It's been a weird day, but then it's being a weird month. Los Angeles is getting brush fires... in January! Here we're just breaking temperature records, so far, and missing all our rain. The reservoirs and snow pack are both at historically low levels. Fruits and vegetables are already more expensive than I remember them ever being, and if winter remains dry they will get even more costly by summer. As producing dairy products and meat also requite lots of water, they will be going up too. I might be roasting a Guido myself before the year ends, unless somebody roasts me first.

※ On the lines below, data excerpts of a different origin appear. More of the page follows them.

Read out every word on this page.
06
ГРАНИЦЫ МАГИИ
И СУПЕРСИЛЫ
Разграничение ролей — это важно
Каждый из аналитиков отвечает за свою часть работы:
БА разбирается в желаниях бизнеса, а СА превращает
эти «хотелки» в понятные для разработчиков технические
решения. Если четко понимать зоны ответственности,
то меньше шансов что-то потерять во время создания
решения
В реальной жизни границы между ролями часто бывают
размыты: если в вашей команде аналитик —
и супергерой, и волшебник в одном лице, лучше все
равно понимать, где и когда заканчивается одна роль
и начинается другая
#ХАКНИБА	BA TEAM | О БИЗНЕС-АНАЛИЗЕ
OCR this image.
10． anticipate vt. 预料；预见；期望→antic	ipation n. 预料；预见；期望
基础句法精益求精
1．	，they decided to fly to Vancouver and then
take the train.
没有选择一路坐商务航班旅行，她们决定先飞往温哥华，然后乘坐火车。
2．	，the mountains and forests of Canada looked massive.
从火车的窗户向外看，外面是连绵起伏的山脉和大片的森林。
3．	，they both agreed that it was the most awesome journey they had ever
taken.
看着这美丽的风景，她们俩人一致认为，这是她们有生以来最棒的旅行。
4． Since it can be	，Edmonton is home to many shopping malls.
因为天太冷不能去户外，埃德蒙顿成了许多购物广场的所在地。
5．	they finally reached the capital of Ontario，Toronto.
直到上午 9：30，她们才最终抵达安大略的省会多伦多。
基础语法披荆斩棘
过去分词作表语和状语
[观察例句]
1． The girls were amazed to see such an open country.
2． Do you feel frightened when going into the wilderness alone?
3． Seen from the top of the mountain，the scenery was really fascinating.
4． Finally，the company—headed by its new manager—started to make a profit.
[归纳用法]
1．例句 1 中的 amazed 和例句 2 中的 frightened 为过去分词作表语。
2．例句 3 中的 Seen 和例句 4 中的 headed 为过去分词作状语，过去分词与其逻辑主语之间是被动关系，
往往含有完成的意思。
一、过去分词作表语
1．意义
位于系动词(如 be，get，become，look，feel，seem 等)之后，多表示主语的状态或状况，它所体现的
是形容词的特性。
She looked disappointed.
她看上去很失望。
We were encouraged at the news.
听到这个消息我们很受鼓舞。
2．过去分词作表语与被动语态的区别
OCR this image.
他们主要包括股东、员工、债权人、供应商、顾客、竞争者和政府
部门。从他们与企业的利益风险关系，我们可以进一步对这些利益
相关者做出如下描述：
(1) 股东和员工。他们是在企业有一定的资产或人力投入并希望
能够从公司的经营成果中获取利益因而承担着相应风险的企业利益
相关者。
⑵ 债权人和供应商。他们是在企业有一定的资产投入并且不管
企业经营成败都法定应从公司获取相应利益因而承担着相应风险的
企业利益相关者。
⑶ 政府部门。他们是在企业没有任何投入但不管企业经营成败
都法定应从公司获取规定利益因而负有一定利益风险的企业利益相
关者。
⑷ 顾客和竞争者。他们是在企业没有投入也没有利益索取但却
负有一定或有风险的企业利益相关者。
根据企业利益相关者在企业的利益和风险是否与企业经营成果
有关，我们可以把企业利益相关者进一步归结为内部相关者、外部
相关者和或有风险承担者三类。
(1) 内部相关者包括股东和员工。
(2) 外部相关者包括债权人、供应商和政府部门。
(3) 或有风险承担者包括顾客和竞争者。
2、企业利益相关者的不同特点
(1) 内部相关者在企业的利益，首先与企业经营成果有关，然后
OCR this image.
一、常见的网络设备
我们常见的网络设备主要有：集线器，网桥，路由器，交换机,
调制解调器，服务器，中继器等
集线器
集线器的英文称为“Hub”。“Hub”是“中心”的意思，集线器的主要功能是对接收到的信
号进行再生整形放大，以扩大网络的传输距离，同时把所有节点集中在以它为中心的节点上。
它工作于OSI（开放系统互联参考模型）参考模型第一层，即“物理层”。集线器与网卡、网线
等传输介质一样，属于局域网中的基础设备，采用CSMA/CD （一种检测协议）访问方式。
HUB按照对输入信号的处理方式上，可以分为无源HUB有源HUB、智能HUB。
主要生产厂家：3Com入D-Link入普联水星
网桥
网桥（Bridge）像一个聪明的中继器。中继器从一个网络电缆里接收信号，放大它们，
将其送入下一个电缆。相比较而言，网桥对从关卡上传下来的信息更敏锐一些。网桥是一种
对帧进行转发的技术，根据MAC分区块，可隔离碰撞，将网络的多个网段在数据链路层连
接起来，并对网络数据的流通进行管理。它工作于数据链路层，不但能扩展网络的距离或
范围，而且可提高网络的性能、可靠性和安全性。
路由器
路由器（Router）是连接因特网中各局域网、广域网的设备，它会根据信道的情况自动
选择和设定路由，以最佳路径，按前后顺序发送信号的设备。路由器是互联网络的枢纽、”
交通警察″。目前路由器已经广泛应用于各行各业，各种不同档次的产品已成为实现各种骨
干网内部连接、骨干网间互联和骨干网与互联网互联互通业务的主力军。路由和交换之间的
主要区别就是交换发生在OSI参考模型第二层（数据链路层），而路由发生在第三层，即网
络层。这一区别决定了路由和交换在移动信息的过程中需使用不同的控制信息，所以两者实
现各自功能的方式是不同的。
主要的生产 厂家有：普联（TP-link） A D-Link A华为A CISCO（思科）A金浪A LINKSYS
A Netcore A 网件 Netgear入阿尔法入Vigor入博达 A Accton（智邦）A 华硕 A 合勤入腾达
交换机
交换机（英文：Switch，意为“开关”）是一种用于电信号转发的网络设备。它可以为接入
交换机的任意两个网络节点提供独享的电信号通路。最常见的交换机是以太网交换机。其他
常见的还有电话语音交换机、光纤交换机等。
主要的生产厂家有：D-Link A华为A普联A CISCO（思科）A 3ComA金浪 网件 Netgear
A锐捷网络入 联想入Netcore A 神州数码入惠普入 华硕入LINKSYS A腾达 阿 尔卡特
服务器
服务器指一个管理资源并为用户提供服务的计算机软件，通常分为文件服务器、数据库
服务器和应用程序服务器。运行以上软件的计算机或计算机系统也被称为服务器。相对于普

It's feeling more and more like a slow disaster underway. I must now begin to consider the unthinkable— that the local breweries soon might not have enough water to keep operating! If that happens I might as well just... well, I don't know what. I've had a bottle of Sierra Nevada with dinner almost every night for decades. If I'm forced to substitute something made in Oregon or the east I might grow gills or a tail or something. I hope I don't have to find out.
Sunday Verse
The Drought
by Gary Soto
The clouds shouldered a path up the mountains
East of Ocampo, and then descended,
Scraping their bellies gray on the cracked shingles of slate.
They entered the valley, and passed the roads that went
Trackless, the houses blown open, their cellars creaking
And lined with the bottles that held their breath for years.
They passed the fields where the trees dried thin as hat racks
And the plow’s tooth bit the earth for what endured.
But what continued were the wind that plucked the birds spineless
And the young who left with a few seeds in each pocket,
Their belts tightened on the fifth notch of hunger—
Under the sky that deafened from listening for rain.